A collage is an artwork made of snippets of paper, fabric or other materials that are attached to a carrier or somehow processed into a painting.
In her collages, the artist utilises numerous elements which she has culled from various magazines, the internet and other publications.
She applies these to a carrier and accentuates the work with acrylic paint.
In this technique and in spirit, she is a descendant of DADA and artists like Kurt Schwitters.
Dadaism was a literary-artistic movement that evolved out of the likenamed magazine published in 1915 in Zurich and was founded by the Cabaret Voltaire to satirize the cultural and political situation of that time and challenge the complacent dishonesty of artistic and political conventions with bravado, irony and humour.
In a sense, Flemish artists, such as the graphic artist Paul Joostens and the poet Paul Van Ostaijen were also influenced by this movement. The significance of Dadaism and the techniques that the Dadaists developed, including the collage, were not fully recognized until after World War II with the advent of such trends as Pop Art.
Artnose also satirizes dictators, presidents, government leaders, politicians, kings and queens, princes and princesses, the Pope and corporate bosses. Her collages are brimming with irony. Artnose’s tone, which can be comical, ironic and even cynical, makes the dark social-political reality that they portray palatable.

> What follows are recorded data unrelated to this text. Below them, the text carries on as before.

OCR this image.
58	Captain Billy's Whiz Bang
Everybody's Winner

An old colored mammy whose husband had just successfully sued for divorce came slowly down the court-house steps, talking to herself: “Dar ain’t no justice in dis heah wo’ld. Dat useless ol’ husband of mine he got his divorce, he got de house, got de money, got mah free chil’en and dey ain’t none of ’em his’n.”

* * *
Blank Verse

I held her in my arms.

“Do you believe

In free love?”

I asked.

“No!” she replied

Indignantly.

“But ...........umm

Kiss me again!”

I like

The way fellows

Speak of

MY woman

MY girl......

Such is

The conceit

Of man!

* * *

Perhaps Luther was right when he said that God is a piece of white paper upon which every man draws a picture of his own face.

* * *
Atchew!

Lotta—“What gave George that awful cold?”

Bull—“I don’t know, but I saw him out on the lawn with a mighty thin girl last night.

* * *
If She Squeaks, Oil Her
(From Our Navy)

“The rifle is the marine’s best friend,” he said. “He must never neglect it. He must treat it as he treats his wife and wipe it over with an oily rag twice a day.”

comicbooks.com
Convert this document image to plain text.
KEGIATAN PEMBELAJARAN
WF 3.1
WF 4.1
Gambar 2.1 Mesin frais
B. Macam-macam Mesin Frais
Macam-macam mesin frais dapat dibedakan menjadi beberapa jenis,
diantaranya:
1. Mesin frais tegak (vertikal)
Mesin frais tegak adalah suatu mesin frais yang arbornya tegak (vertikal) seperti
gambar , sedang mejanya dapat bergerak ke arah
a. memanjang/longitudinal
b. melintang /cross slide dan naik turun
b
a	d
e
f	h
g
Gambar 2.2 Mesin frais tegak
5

In this sense, her work is closely aligned with the oeuvre of the Iceland-born and Paris-based and graphic artist Erro. His work, influenced by Pop Art, mainly addresses social-political themes.
His collages and posters are often construed in ironic-realistic fashion. Artnose does not lend any significance to the titles of her works.
My brief introduction here is only one of many possible interpretations, by the way.
It’s now up to you, the beholder, to interpret the work. Was it not the Italian philosopher and novelist Umberto Eco who wrote in his book “Opera Aperta” (The Open Work) that a painting or a work of art could only be meaningful if it is open to several different interpretations?
This is an oeuvre where aesthetics and social responsibility meet and irony and vulnerability come together.
Ernest Van Buynder, Chairman of the Friends of the Museum of Contemporary Art Antwerp September 2018.